Jaroslava Moserova during the commemoration ceremony outside the Czech Radio building

A military band played outside the Czech Radio building on Thursday morning, as politicians lined up to lay wreaths at the plaque to those who lost their lives defending the station in August 1968. It's thirty-five years to the day since the Soviet-led invasion of Czechoslovakia, a day of reflection and remembrance for the Czech people. Czechoslovak Radio played a particularly important role in the hours that followed the invasion, as besieged reporters broadcast desperate appeals for help to the outside world.

Jaroslava Moserova during the commemoration ceremony outside the Czech Radio building
Representing the Senate at Thursday's ceremony was Jaroslava Moserova, then a doctor working at a hospital a few minutes from the radio station. She shared her memories of that time with Rob Cameron.

"I was in Prague, and we live on a hill, on the sixth floor, with a good view of the whole city. I remember the planes coming in, just over our roof. I remember what somehow felt was very frightening, that suddenly the hum of the city - which one doesn't normally register - stopped. Suddenly it was silent. One heard only the shots, and saw the shots, but the silence was frightening. Then of course the next day I went to work because it was obvious that there would be wounded here, by the broadcasting station, and our hospital is just around the corner. So we were getting the wounded, being the nearest hospital to the radio building. I remember how impressed I was how everyone ignored the Soviet tanks.

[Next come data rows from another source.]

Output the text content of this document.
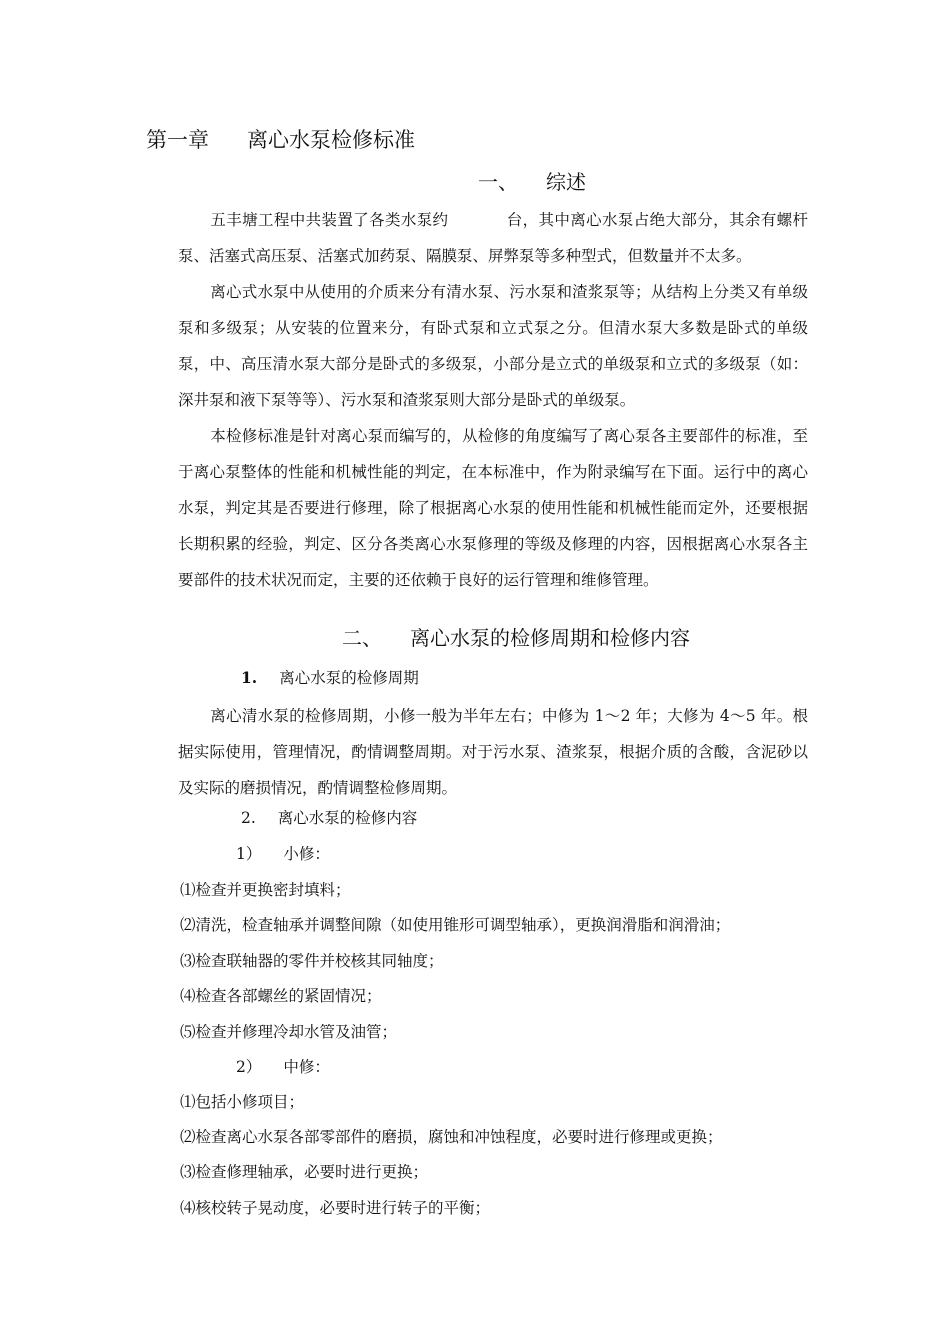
第一章 离心水泵检修标准
一、 综述
五丰塘工程中共装置了各类水泵约	台，其中离心水泵占绝大部分，其余有螺杆泵、活塞式高压泵、活塞式加药泵、隔膜泵、屏弊泵等多种型式，但数量并不太多。
离心式水泵中从使用的介质来分有清水泵、污水泵和渣浆泵等；从结构上分类又有单级泵和多级泵；从安装的位置来分，有卧式泵和立式泵之分。但清水泵大多数是卧式的单级泵，中、高压清水泵大部分是卧式的多级泵，小部分是立式的单级泵和立式的多级泵（如：深井泵和液下泵等等）、污水泵和渣浆泵则大部分是卧式的单级泵。
本检修标准是针对离心泵而编写的，从检修的角度编写了离心泵各主要部件的标准，至于离心泵整体的性能和机械性能的判定，在本标准中，作为附录编写在下面。运行中的离心水泵，判定其是否要进行修理，除了根据离心水泵的使用性能和机械性能而定外，还要根据长期积累的经验，判定、区分各类离心水泵修理的等级及修理的内容，因根据离心水泵各主要部件的技术状况而定，主要的还依赖于良好的运行管理和维修管理。
二、 离心水泵的检修周期和检修内容
1. 离心水泵的检修周期
离心清水泵的检修周期，小修一般为半年左右；中修为 1～2 年；大修为 4～5 年。根据实际使用，管理情况，酌情调整周期。对于污水泵、渣浆泵，根据介质的含酸，含泥砂以及实际的磨损情况，酌情调整检修周期。
2. 离心水泵的检修内容
1） 小修：
⑴检查并更换密封填料；
⑵清洗，检查轴承并调整间隙（如使用锥形可调型轴承），更换润滑脂和润滑油；
⑶检查联轴器的零件并校核其同轴度；
⑷检查各部螺丝的紧固情况；
⑸检查并修理冷却水管及油管；
2） 中修：
⑴包括小修项目；
⑵检查离心水泵各部零部件的磨损，腐蚀和冲蚀程度，必要时进行修理或更换；
⑶检查修理轴承，必要时进行更换；
⑷核校转子晃动度，必要时进行转子的平衡；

The soldiers were shooting and people simply walked along, they didn't take shelter, they ignored them. It was marvellous. Of course what came after was the worst."

Prague,  August 1968
Is the memory of those days still as strong in your mind as it was ten or twenty years ago? Is it something which is slowly fading from your mind?

"No. This will never fade. Never. Never - mainly the way our people behaved, how marvellous they were. How - without any instructions - they took down the street signs, changed the road signs. They were marvellous, and they didn't fire a single shot. It was only the Soviets who were shooting."

Many young people today have little or no idea what happened outside this building 35 years ago. That's rather sad isn't it.

"Well, they have no idea what the whole regime was like. What happened afterwards, how people were forced to lie, forced into hypocrisy, how they taught their children to be two-faced. The mediocrity of all the people in top positions who had no professional merit, only political. They just don't know. That's why I started this project 'the Absurdities of Totalitarianism', where I collect personal experiences and documents of what it was like. The extent of the lies, of the falsehood, of the suppression of facts. It was amazing."